I actually plan to move to Italy for a part of the year and to Maine for the rest. 
The trouble with both of these options is that Maine is very cold.. Zone 3-4 where I plan to move... and Italy...for the most part is in zone 8-9 with a wicked hot and dry spell in the summer.  I will likely end up in the mountains, as the low lands are just too expensive for me.  The mountains have the distinction of having nearly as hot a dry spell in the summer, but then they have cold and snow in the winter.  I just can't seem to win.
Italy has a history of large plants in containers.  It is not unusual to see olive trees, pomegranate, lemon, orange and other trees in large containers in the gardens and on terraces.  They have the luxury of watering this micro ball of soil in the summer, and if the winter is cold, they can wheel the whole tree into an Orangerie.  Orangeries were pretty common in France as well and are becoming more common in England. 

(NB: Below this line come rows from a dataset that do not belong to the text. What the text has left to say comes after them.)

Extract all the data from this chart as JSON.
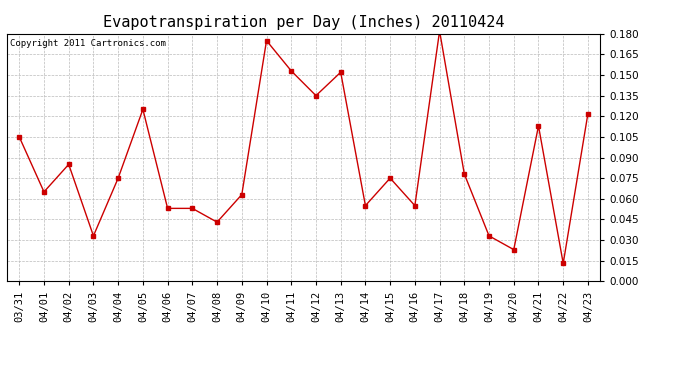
{
  "title": "Evapotranspiration per Day (Inches) 20110424",
  "copyright": "Copyright 2011 Cartronics.com",
  "x_labels": [
    "03/31",
    "04/01",
    "04/02",
    "04/03",
    "04/04",
    "04/05",
    "04/06",
    "04/07",
    "04/08",
    "04/09",
    "04/10",
    "04/11",
    "04/12",
    "04/13",
    "04/14",
    "04/15",
    "04/16",
    "04/17",
    "04/18",
    "04/19",
    "04/20",
    "04/21",
    "04/22",
    "04/23"
  ],
  "y_values": [
    0.105,
    0.065,
    0.085,
    0.033,
    0.075,
    0.125,
    0.053,
    0.053,
    0.043,
    0.063,
    0.175,
    0.153,
    0.135,
    0.152,
    0.055,
    0.075,
    0.055,
    0.182,
    0.078,
    0.033,
    0.023,
    0.113,
    0.013,
    0.122
  ],
  "line_color": "#cc0000",
  "marker": "s",
  "marker_size": 3,
  "ylim": [
    0.0,
    0.18
  ],
  "ytick_step": 0.015,
  "background_color": "#ffffff",
  "grid_color": "#bbbbbb",
  "title_fontsize": 11,
  "copyright_fontsize": 6.5,
  "tick_fontsize": 7.5
}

I began a post about screen porches elsewhere in the blog, which I will complete when a blip in image uploads is solved.  Now, I will have to post about glassed in or convertible porches to bring plants inside.  I think that in these days of high fuel costs, and the sheer work of wood fired heating, that a greenhouse could be impractical in the far north.  If you have unlimited funds or a real desire to cut wood from your land, dry it, split it and burn it, day and night through the winter...then please disregard that statement. Therefore, I propose a roofed and glassed in porch, either at ground level on a slab or gravel base, or on a raised floor porch with a full foundation like any other room in a house.

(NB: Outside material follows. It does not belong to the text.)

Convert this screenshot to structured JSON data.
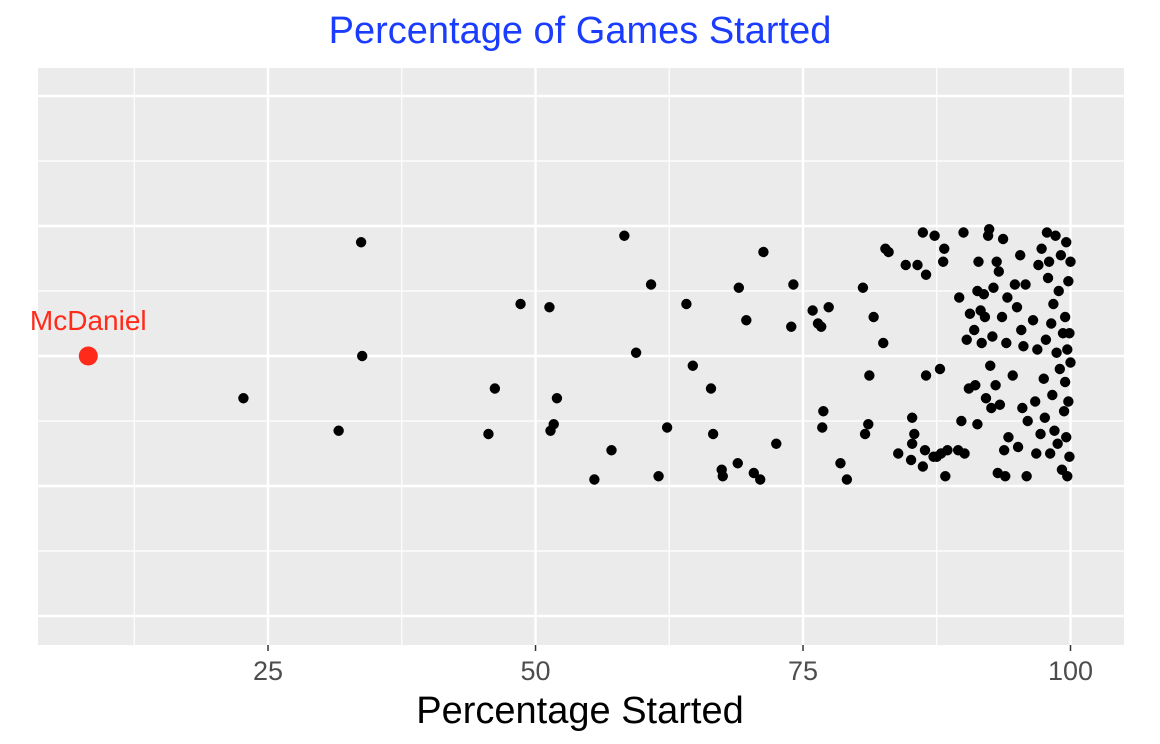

An orangerie, for the common man, is simply a room with lots of windows, with a place to stand the trees in their pots.  A greenhouse would qualify, but they were often large rooms with a good sized entrance door and plenty of large windows, often high and arched.
Orangeries or conservatories were a common sight in the 18th and 19th centuries, in even fairly humble houses.  Palaces and large country houses almost always had one.  A family could have citrus fruit all year long in England and northern France if they had one of these...of course a staff of fifty gardeners helped as well.
There are a number of things what will help with the success of a room like this.  Masonry floors or gravel floors, especially very dark colored ones, help to absorb heat from even weak sunshine. 
Large containers like water barrels...painted black especially, absorb heat and radiate it out again.